Muhalif gruplar, Türkiye'ye bu harekâtın detaylarını sunarak, destek istemedikleri, yalnızca müdahale edilmemesini talep ettikleri mesajını iletti. Haberde, Türkiye'nin harekâta resmi bir onay vermediği, ancak gelişmelerden haberdar olduğu iddia edildi.
TÜRKİYE’NİN POZİSYONU
Dışişleri Bakanı Hakan Fidan, Doha’da yaptığı açıklamada, Türkiye'nin Beşşar Esed’le diplomatik çözüm arayışlarının sonuçsuz kaldığını belirterek, "Bir şeylerin olacağını biliyorduk" dedi. Ancak, Türk Dışişleri Bakan Yardımcısı Nuh Yılmaz, Bahreyn'deki bir konferansta yaptığı açıklamada, Türkiye’nin bu harekâtta bir rol oynamadığını ve onay vermediğini ifade etti. Yılmaz, operasyonun yaratacağı istikrarsızlık endişesini vurguladı.
Haberde, Türk güvenlik yetkilileri de, operasyonun Hayat Tahrir eş-Şam (HTŞ) tarafından bağımsız olarak planlandığını ve Türkiye'nin yönlendirmesiyle yapılmadığını belirtildi. MİT ve diğer Türk yetkililer ise konuyla ilgili yorum yapmadığına yer verildi.

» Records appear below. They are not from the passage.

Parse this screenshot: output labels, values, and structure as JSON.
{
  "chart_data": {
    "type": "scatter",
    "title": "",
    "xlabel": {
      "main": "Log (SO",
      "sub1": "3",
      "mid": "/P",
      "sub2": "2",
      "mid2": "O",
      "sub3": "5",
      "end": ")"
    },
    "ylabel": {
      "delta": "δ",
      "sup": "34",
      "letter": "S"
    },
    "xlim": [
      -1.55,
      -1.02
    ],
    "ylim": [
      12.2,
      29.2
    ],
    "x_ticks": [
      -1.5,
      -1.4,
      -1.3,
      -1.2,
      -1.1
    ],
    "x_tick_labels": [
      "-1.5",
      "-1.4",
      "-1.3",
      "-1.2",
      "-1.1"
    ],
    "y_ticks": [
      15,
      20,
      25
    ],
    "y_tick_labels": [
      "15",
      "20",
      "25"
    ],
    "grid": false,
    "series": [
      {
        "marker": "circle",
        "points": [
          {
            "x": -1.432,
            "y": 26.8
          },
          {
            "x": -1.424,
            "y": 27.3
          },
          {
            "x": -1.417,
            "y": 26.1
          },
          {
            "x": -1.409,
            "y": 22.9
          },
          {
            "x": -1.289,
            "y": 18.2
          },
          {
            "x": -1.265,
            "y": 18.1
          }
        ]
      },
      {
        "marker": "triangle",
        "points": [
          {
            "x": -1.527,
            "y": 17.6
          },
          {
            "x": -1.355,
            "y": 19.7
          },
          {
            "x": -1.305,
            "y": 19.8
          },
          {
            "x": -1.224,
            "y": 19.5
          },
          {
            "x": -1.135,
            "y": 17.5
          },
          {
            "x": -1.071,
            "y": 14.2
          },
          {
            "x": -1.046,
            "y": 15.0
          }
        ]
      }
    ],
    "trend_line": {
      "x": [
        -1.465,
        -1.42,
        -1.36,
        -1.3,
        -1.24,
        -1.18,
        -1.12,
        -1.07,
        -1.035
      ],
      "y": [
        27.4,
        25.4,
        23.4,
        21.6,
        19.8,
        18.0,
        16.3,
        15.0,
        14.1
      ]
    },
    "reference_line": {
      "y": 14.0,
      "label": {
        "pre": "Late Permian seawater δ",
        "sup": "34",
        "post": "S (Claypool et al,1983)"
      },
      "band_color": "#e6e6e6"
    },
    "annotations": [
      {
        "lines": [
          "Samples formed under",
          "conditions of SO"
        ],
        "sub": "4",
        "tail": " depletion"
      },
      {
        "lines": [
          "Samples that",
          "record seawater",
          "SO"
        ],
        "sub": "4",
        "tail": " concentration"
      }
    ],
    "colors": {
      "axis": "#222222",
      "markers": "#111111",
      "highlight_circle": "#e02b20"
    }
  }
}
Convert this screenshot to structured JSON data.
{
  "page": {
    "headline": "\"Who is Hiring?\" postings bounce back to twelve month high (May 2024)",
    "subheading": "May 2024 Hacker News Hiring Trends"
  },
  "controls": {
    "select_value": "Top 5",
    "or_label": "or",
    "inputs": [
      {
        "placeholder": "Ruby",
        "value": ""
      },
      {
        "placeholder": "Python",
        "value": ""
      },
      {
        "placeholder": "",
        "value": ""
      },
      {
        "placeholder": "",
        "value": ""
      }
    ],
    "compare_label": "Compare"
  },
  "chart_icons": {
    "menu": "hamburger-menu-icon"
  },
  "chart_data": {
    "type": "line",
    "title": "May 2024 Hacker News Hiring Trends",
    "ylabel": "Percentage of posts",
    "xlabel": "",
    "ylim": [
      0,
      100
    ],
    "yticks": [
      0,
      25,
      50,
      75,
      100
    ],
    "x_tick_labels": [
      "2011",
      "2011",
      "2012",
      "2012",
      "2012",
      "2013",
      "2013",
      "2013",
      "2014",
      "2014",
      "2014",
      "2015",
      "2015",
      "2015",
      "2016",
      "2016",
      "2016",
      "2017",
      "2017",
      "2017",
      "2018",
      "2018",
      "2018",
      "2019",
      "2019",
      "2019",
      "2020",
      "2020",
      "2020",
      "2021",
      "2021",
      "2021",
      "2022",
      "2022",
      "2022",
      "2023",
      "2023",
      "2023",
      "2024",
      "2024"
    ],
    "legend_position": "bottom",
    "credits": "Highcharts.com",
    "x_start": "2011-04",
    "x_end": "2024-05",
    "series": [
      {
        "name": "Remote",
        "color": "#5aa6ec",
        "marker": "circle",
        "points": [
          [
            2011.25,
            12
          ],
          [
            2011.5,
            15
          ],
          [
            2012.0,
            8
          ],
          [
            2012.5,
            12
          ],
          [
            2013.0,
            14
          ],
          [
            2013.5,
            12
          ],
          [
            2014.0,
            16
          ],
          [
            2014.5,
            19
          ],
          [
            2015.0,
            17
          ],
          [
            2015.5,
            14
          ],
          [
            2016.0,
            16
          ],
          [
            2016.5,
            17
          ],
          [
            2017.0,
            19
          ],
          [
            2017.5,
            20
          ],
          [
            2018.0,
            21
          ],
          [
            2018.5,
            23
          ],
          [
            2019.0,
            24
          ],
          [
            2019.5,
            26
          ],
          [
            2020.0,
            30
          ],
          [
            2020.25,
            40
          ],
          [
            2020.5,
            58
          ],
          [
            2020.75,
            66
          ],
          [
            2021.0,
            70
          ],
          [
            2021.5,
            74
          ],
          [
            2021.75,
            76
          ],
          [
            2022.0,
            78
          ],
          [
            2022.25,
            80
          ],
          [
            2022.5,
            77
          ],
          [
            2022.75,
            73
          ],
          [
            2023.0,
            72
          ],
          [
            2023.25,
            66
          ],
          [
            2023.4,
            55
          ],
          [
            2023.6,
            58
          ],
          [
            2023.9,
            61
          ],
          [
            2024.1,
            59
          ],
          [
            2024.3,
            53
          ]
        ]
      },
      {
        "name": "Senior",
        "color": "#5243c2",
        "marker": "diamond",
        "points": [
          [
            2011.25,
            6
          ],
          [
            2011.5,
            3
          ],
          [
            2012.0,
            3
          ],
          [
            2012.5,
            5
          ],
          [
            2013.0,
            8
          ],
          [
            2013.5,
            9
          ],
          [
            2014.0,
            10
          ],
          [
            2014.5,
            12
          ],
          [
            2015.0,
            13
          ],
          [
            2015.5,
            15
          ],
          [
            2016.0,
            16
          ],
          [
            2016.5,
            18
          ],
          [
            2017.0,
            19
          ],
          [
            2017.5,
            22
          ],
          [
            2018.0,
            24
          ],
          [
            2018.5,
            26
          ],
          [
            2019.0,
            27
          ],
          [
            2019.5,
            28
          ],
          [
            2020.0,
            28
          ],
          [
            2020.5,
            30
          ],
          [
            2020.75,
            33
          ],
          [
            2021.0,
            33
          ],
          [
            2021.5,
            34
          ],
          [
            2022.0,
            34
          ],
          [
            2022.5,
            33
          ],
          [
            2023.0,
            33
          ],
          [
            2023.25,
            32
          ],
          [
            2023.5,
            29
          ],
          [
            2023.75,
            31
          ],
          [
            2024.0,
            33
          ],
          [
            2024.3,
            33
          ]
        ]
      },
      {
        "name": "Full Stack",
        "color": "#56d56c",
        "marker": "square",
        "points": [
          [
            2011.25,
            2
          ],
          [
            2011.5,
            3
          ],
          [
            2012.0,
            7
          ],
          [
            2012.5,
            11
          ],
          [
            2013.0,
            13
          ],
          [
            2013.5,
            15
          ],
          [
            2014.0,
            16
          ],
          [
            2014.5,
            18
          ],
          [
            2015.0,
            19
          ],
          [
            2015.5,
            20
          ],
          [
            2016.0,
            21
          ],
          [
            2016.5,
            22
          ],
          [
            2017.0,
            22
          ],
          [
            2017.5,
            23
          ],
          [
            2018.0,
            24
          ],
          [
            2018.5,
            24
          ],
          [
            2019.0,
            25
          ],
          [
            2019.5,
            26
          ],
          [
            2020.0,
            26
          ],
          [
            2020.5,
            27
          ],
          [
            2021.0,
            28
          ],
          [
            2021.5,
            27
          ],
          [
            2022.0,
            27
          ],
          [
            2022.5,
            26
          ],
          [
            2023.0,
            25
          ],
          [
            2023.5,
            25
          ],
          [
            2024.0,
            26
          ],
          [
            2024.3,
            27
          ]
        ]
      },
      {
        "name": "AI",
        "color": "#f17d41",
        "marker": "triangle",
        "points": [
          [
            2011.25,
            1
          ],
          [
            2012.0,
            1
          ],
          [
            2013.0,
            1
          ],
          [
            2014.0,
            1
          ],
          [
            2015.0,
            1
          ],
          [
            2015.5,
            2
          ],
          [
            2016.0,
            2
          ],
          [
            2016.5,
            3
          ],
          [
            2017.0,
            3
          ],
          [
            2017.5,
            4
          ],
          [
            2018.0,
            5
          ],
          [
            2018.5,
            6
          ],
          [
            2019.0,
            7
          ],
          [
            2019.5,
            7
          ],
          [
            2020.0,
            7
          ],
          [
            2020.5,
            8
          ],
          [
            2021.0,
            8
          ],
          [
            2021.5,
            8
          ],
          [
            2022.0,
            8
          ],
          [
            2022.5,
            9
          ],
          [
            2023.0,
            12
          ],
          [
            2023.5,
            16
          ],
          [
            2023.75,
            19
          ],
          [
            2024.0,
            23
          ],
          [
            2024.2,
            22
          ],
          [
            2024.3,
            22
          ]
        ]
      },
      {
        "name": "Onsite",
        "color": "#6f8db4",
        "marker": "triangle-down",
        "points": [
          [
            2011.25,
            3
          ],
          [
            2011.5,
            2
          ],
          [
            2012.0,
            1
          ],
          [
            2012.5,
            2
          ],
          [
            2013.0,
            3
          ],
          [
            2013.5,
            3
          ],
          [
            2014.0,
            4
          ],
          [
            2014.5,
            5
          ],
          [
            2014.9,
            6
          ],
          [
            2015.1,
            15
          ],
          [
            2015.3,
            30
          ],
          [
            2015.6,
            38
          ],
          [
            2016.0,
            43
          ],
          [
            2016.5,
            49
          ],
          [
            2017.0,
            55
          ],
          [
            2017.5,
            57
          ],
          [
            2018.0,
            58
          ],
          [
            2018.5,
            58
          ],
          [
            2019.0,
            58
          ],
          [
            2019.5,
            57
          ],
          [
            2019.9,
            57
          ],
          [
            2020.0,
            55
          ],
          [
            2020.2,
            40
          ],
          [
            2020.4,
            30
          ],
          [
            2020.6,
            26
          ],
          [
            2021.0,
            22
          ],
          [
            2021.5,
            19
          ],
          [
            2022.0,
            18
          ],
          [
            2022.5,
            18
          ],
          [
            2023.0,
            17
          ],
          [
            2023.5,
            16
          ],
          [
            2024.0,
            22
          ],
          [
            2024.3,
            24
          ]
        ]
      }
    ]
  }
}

HAREKÂTIN BAŞARISI VE HIZI
Muhalif gruplar, operasyonlarına Halep’ten başlayarak yalnızca iki hafta içinde Şam’a ulaştı ve Beşşar Esed’in 50 yıllık iktidarını sonlandırdı. Bu hızlı ilerleme, Esed rejiminin zayıf durumu, müttefiklerinin çatışmalarla meşgul olması ve ordusunun moral kaybıyla ilişkilendiriliyor. Rejim kaynakları, ordunun yakıt ve mühimmat eksikliği nedeniyle direnç gösteremediğini ifade etti.
Suriye’deki bu gelişmeler, Türkiye'nin bölgedeki etkisini artırırken, İran ve Hizbullah gibi Esed rejimine destek veren güçlerin zayıflamasına yol açtı. Reuters’a konuşan analistler, Türkiye'nin bu harekâttan jeopolitik kazanç sağladığını, özellikle Suriyeli Kürt gruplara karşı daha avantajlı bir pozisyon elde ettiğini belirtti.
Türkiye’nin, Suriye’nin yeniden inşa sürecinde önemli bir rol üstlenmesi bekleniyor. Ayrıca, mülteci geri dönüşleri ve bölgedeki istikrar konularında Ankara’nın etkinliği artacak gibi görünüyor.